🤖 AI Summary
Pathology AI development is hindered by the scarcity of high-quality annotated data and the semantic instability and morphological hallucinations exhibited by existing generative models. To address this, we propose CRAFTS—the first pathology-specific text-to-image foundation model—introducing a novel relevance-constrained alignment framework. Trained on 2.8 million pathology image-text pairs in two stages, CRAFTS mitigates semantic drift via joint semantic alignment loss, ControlNet-based conditional control, multimodal feature disentanglement, and biologically grounded constraints. It enables high-fidelity generation across 30 cancer types and supports precise tissue-structure modulation guided by nuclear segmentation masks or fluorescence maps. Generated images achieve high expert pathological validation. Augmented data significantly improves downstream performance in classification, cross-modal retrieval, self-supervised learning, and visual question answering—effectively alleviating bottlenecks in data privacy and rare phenotype modeling.
📝 Abstract
The development of clinical-grade artificial intelligence in pathology is limited by the scarcity of diverse, high-quality annotated datasets. Generative models offer a potential solution but suffer from semantic instability and morphological hallucinations that compromise diagnostic reliability. To address this challenge, we introduce a Correlation-Regulated Alignment Framework for Tissue Synthesis (CRAFTS), the first generative foundation model for pathology-specific text-to-image synthesis. By leveraging a dual-stage training strategy on approximately 2.8 million image-caption pairs, CRAFTS incorporates a novel alignment mechanism that suppresses semantic drift to ensure biological accuracy.
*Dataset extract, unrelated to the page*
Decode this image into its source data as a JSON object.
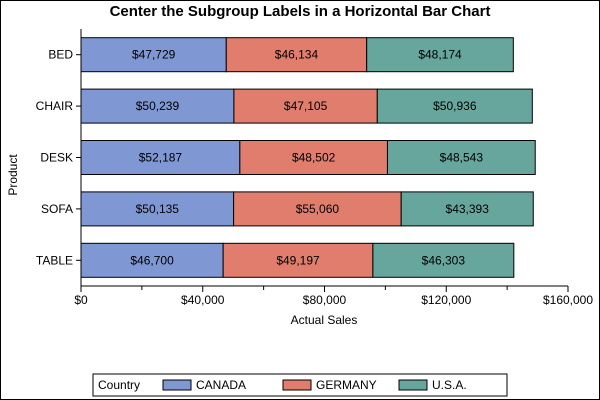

This model generates diverse pathological images spanning 30 cancer types, with quality rigorously validated by objective metrics and pathologist evaluations. Furthermore, CRAFTS-augmented datasets enhance the performance across various clinical tasks, including classification, cross-modal retrieval, self-supervised learning, and visual question answering. In addition, coupling CRAFTS with ControlNet enables precise control over tissue architecture from inputs such as nuclear segmentation masks and fluorescence images. By overcoming the critical barriers of data scarcity and privacy concerns, CRAFTS provides a limitless source of diverse, annotated histology data, effectively unlocking the creation of robust diagnostic tools for rare and complex cancer phenotypes.